Who’s Cee

Cordelia Smith-Johnson is a veteran, public servant, and devoted mom running to represent District 70 in the Arkansas House of Representatives. From growing up in a single-parent household in Mississippi to serving in the U.S. Air Force, and now working as a Prevention Coordinator with the Army National Guard, Cordelia has always led with purpose, service, and heart.

She brings deep experience in criminal justice as a former probation officer, a passion for prevention and mental health, and a commitment to uplifting working families. She knows what it's like to grow up with limited resources but unlimited dreams. Now Cordelia is stepping up to fight for others because our community deserves representation that actually listens and serves the people.

DeShawn M., North Little Rock resident

"Cordelia doesn’t just talk about change. I’ve seen her stand up for veterans, working moms, and families who felt forgotten. She’s exactly the kind of voice we need at the Capitol."

Angela R., Sherwood resident

"She’s fearless, honest, and shows up when others don’t. Cordelia helped my daughter get connected to resources for education assistance. That’s not politics…that’s heart."

A degree isn’t loud enough

A LIFETIME OF SERVICE: STILL SERVING

Cordelia didn’t grow up with a silver spoon or a family full of connections. What she learned came from experience: hard jobs, real people, and the kind of service that doesn’t make headlines.

She joined the United States Air Force and served nearly nine years, building a career grounded in discipline, leadership, and commitment. After the military, she kept showing up. This time for people society often gives up on.

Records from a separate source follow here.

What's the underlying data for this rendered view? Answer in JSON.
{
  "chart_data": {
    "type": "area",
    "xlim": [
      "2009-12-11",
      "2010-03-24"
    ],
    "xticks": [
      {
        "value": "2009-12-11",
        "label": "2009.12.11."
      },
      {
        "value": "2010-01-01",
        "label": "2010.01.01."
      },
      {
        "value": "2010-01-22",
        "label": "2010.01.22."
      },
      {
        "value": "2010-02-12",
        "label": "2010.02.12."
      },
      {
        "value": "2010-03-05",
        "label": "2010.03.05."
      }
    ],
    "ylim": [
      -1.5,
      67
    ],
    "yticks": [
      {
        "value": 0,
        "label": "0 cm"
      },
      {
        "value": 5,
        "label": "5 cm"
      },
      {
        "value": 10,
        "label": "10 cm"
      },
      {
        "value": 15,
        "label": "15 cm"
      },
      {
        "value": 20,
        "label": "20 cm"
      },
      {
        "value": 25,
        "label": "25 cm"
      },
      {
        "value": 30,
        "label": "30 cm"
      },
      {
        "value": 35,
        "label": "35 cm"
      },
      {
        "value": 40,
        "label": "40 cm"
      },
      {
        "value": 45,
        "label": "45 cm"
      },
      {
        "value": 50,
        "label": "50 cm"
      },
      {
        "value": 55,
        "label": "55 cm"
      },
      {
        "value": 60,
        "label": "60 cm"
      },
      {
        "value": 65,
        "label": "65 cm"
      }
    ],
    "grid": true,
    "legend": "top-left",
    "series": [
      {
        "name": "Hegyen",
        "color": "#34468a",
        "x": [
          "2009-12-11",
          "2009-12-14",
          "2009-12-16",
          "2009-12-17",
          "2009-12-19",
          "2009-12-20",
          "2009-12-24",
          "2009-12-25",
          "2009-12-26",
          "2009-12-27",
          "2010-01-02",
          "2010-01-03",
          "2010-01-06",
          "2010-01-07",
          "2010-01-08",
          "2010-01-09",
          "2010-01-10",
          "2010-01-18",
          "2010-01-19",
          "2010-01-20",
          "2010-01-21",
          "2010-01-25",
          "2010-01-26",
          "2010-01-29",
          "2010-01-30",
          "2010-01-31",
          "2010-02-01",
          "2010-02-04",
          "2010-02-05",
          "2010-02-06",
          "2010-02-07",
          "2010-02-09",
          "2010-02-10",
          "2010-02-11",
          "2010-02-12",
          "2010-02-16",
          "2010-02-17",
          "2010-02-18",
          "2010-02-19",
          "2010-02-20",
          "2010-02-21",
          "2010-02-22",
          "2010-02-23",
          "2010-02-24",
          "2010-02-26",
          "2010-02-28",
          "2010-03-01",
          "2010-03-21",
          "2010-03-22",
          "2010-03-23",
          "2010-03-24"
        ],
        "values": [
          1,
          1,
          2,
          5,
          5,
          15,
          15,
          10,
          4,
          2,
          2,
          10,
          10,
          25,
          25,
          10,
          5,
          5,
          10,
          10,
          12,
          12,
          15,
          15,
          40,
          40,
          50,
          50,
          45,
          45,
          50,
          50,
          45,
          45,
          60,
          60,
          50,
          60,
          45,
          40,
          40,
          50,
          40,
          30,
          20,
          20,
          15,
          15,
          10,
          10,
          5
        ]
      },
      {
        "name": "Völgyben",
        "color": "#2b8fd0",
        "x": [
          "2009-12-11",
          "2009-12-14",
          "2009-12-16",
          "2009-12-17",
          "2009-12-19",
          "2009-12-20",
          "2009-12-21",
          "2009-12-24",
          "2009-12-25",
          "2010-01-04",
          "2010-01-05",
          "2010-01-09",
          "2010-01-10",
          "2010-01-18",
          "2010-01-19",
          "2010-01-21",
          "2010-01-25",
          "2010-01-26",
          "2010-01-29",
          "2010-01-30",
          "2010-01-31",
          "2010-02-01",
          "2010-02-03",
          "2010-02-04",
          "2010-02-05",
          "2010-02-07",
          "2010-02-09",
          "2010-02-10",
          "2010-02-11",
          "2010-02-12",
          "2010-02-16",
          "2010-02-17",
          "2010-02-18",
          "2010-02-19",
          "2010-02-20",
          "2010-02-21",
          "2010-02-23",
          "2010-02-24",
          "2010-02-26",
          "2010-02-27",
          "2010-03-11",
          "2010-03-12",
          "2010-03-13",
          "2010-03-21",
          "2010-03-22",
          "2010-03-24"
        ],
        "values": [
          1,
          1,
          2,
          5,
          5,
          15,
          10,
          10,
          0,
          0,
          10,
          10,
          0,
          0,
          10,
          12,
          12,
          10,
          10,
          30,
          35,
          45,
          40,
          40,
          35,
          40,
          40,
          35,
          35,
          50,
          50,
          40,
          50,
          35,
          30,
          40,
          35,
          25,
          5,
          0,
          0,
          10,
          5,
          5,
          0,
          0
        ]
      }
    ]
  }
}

Cordelia became a probation officer, working directly with those caught in the system. She saw the cracks firsthand: how people fall through them, how cycles repeat, and how the state prioritizes punishment over rehabilitation. That work led her to serve as a Prevention Coordinator for the Arkansas Army National Guard, where she focuses on mental health, crisis intervention, and suicide prevention.

She earned her degree in Criminal Justice, hoping it would open doors to create real change. But after years in the system, she realized something bigger: the system isn’t broken. It’s working exactly as designed. And that design is failing too many Arkansans.

That’s why she’s running for Arkansas House District 70.

Because service doesn’t stop at a job title. And change doesn’t come from the top; it comes from people like her, who’ve been on the ground, who’ve lived it, and who are tired of waiting for someone else to fix it.

Cordelia isn’t a politician. She’s a fighter. And she’s just getting started.

When Arkansas families were blindsided by a proposed school merger between Lighthouse Charter and Jacksonville North Pulaski School District, a move that lacked transparency and threatened students’ stability, Cordelia Smith-Johnson didn’t just speak out. She organized! As the founder and driving force behind the community protest, Cordelia mobilized parents, exposed backroom decisions, and rallied public pressure so effectively that the entire merger plan collapsed under the weight of accountability. What started as a fight for her own child’s education became a movement to protect every student’s future. That’s the kind of leadership she brings: fearless, strategic, and rooted in people first.

The real power of no kid left behind.